Microfinance in China: Re-awakening the Dragon
With 17% people living below US$1 a day and 47% below USD $2 a day, China, with a population of 1.3 billion, presents a very large market for microfinance. Outlining the salient features of the microfinance market in China, the presentation mentinos:
- About 900 million live in rural areas;
- Only 25% of the rural population has access to formal credit;
- There are 25.7 million microenterprises;
- The development is uneven, with the western and center regions lagging behind.
The presentation further lists the various organizations, rural and urban, which have been carrying out microfinance activities in China. These include:
- Rural: Rural credit cooperatives, Agricultural Bank of China, semi-formal MFIs, pawn shops and other informal sources;
- Urban: State owned commercial banks, foreign banks, urban credit cooperatives, credit guarantee companies, pawn shops, and other informal sources.
Most of the microfinance projects in China were launched in early 1990s, and concentrated in the western and central areas. Among an estimated number of 300 programs, most worked on the Grameen model, with few becoming profitable eventually.

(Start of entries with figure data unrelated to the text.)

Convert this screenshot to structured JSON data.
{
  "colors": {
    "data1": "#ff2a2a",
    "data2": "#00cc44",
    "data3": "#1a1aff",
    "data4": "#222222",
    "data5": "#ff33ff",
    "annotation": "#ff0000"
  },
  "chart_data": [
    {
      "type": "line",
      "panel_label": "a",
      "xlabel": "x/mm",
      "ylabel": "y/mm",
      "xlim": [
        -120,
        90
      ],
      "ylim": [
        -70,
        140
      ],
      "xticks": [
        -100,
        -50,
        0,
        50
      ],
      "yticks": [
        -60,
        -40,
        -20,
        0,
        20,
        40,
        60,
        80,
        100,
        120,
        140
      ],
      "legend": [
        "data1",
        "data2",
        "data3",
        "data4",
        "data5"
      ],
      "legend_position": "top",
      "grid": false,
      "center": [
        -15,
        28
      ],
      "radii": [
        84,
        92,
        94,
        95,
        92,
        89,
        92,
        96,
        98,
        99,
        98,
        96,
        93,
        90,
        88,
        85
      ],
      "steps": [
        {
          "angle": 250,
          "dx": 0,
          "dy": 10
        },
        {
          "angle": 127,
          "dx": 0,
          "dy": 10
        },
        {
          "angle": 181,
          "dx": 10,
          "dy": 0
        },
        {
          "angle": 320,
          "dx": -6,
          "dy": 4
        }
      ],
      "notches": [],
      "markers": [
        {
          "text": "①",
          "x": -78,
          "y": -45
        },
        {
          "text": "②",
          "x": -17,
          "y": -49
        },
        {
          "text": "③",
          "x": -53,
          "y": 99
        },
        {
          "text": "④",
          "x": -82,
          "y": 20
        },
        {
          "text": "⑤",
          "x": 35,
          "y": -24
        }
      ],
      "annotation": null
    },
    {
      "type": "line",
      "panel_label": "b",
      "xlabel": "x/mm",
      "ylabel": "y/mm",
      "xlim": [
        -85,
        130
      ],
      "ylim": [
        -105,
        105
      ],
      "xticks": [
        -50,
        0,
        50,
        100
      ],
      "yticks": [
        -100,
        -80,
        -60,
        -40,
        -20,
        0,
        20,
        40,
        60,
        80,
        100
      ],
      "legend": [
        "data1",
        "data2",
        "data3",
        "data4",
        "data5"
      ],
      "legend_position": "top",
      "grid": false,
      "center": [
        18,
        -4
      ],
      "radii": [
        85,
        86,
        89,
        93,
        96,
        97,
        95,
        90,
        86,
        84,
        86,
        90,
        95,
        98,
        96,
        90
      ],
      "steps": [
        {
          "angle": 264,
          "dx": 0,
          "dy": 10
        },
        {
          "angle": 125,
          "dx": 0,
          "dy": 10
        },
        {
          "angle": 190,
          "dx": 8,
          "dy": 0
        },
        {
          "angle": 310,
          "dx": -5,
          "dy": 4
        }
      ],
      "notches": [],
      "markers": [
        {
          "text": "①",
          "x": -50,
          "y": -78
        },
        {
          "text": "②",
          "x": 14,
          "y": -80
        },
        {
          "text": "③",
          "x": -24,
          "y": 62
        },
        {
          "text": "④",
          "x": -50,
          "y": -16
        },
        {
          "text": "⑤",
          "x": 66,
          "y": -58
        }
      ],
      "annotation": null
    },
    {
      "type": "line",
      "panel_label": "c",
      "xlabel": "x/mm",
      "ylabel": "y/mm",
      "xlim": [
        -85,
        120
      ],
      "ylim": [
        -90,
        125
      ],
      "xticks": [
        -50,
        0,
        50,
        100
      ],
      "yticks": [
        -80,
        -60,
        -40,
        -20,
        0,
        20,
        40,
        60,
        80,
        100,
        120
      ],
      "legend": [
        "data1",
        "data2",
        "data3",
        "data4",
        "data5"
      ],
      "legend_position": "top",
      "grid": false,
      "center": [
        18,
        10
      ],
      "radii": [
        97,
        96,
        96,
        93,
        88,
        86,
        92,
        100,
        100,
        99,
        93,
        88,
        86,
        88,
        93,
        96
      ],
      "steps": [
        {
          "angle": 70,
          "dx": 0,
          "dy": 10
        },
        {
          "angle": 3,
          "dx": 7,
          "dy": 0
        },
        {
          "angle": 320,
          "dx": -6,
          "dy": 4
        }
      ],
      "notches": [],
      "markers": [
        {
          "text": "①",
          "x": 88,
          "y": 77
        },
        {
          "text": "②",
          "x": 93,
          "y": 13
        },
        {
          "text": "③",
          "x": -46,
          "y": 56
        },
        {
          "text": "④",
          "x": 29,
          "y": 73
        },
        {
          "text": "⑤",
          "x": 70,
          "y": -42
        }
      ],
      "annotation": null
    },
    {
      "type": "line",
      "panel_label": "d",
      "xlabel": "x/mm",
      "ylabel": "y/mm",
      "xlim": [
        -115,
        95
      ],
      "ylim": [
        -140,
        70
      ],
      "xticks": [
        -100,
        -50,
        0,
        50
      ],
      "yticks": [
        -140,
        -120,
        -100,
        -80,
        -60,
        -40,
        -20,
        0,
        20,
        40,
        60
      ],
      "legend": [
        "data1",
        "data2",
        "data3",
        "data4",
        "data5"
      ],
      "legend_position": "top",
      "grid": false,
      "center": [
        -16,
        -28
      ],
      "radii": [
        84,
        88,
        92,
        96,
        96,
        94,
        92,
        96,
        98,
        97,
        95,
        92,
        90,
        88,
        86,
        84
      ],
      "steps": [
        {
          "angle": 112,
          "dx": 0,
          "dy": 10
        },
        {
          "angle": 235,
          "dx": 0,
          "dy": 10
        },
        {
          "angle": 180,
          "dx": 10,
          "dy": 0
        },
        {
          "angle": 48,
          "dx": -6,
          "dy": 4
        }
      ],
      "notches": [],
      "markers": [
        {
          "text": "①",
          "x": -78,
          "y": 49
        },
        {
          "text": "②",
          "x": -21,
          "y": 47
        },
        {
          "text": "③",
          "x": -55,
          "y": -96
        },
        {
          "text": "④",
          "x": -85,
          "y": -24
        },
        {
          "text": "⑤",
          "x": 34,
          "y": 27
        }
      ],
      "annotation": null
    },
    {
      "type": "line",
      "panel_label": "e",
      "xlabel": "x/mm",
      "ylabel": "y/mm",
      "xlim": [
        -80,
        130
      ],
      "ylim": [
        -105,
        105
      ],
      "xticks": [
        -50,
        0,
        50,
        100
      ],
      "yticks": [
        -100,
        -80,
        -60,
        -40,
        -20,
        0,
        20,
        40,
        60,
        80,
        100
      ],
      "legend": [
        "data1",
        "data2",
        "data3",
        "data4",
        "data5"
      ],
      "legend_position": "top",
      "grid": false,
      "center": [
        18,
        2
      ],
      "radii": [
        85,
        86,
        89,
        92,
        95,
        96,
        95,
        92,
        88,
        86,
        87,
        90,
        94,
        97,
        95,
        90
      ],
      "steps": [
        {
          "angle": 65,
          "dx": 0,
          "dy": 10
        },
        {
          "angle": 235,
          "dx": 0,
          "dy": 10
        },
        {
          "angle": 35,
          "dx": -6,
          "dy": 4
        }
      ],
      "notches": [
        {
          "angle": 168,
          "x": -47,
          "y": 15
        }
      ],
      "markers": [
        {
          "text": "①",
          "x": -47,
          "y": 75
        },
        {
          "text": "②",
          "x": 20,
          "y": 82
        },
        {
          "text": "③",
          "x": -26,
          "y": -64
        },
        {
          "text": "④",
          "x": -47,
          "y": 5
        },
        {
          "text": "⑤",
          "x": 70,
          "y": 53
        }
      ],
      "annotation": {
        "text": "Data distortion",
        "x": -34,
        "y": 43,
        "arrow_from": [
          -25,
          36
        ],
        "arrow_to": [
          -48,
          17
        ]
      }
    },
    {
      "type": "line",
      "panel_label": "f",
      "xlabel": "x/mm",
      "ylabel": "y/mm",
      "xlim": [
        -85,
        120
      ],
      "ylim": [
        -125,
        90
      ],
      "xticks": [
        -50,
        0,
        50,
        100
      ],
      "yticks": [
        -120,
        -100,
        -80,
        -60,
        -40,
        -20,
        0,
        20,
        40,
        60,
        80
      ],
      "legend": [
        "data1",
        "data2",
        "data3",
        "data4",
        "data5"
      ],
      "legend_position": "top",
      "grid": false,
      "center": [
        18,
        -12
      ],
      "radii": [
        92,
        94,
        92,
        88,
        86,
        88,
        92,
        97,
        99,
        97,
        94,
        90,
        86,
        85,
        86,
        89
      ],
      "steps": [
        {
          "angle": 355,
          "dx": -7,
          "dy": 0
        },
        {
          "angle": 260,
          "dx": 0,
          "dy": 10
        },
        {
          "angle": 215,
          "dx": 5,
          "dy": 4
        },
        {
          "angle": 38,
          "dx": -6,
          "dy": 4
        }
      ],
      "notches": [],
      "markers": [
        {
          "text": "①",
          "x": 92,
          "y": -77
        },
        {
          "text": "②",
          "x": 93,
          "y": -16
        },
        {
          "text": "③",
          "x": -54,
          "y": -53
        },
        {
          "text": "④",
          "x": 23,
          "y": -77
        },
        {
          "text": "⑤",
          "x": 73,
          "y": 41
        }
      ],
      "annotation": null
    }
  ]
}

The presentation further elucidates the key challenges in the Chinese microfinance sector:
- Low regulation;
- Interest cap in rural areas, recently liberalized in urban areas;
- Weak institutional capacity and profitability among the MFIs;
- Local government interference.
Concluding, the presentation lists the critical points that have the potential to promote microfinance in China:
- Huge unmet demand for financial services;
- An average GDP growth of 9%;
- National political will towards rural development and poverty reduction.